29 décembre 2016

Humoriste

        — Regarde, ça, c’est mon François-Kéveune.
        — Un beau grand garçon!
        — Ah! C’est plus un enfant, maintenant. Il vole de ses propres ailes.
        — Qu’est-ce qu’il fait dans la vie, déjà, ton François-Kéveune?
        — C’est un humoriste.
        — Ah, un humoriste.
        — Oui.
        — Et il est drôle?
        — Non.
        — Il ne fait pas rire les gens?
        — Oui, parfois, bien qu’il ne soit pas drôle.
        — C’est paradoxal, ça. Comment peut-il être humoriste s’il n’est pas drôle?
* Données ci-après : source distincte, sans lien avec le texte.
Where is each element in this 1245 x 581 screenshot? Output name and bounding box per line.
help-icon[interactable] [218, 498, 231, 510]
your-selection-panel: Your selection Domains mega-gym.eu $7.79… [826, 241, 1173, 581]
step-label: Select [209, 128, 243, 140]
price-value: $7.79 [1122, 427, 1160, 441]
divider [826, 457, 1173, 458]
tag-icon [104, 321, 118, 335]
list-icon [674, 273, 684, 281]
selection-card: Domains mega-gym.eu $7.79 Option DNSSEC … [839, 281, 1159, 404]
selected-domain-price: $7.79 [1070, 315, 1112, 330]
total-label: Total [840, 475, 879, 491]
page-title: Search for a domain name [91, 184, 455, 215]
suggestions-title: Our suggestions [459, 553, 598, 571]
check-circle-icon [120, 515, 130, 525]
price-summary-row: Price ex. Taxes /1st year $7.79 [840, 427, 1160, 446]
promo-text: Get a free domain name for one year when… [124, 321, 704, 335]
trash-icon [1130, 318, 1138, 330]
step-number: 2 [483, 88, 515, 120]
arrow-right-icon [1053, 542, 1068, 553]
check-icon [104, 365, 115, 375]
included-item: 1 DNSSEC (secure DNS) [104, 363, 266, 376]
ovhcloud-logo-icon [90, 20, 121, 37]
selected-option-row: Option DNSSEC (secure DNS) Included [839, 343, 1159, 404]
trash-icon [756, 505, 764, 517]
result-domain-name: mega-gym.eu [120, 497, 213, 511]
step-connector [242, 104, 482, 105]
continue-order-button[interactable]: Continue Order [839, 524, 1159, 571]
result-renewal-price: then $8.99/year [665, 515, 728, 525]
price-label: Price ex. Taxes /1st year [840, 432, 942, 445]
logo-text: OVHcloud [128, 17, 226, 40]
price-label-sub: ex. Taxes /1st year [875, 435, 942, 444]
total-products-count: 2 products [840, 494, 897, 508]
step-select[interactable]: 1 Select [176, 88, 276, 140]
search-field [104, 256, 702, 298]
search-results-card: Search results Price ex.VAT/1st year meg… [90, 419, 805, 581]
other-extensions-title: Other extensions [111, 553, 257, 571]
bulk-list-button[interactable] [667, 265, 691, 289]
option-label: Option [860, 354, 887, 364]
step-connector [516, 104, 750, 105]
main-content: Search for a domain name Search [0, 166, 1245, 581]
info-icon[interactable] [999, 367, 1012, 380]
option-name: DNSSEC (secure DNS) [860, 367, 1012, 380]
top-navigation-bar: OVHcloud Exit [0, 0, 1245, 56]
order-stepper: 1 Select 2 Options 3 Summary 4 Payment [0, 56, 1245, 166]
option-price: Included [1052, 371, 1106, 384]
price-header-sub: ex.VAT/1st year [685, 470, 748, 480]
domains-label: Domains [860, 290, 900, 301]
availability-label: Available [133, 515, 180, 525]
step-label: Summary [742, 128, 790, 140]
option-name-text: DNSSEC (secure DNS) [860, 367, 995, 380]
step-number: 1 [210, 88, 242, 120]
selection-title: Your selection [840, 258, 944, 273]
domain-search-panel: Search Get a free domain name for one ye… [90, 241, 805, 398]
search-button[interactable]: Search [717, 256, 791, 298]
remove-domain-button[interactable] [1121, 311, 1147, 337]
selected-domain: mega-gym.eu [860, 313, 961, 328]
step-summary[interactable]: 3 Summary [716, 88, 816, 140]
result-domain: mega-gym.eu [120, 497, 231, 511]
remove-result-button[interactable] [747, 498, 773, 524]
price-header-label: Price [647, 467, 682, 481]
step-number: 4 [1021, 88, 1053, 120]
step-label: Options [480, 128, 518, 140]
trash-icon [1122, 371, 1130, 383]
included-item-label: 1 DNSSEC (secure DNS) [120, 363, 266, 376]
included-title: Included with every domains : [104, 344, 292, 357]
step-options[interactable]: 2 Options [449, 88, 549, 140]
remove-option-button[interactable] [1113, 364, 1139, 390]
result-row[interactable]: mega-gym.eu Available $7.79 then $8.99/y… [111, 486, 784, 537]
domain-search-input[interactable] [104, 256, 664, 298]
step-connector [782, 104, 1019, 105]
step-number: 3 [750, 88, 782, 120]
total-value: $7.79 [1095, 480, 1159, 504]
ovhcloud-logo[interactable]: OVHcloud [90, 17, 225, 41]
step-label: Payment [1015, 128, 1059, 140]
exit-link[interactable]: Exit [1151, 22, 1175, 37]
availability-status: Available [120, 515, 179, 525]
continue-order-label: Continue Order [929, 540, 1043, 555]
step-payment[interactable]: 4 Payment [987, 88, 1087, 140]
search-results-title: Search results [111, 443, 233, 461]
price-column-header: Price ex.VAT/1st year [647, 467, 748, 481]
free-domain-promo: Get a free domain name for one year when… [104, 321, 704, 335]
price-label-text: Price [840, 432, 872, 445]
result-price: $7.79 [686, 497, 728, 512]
        — Je sais pas. Probablement parce qu’il a un diplôme en humour.
        — Un diplôme en humour? Ça existe, ça?
        — Oui. Ils ont une école. Un peu comme l’ENAP ou les HEC, mais pour la drôlerie plutôt que pour l’administration ou le commerce. Tu vois le genre?
        — Je pense, oui.
        — Comme l’école de police. Ou, l’ITHQ. Ou, euh…
        — C’est bon, je pense que je vois ce que tu veux dire.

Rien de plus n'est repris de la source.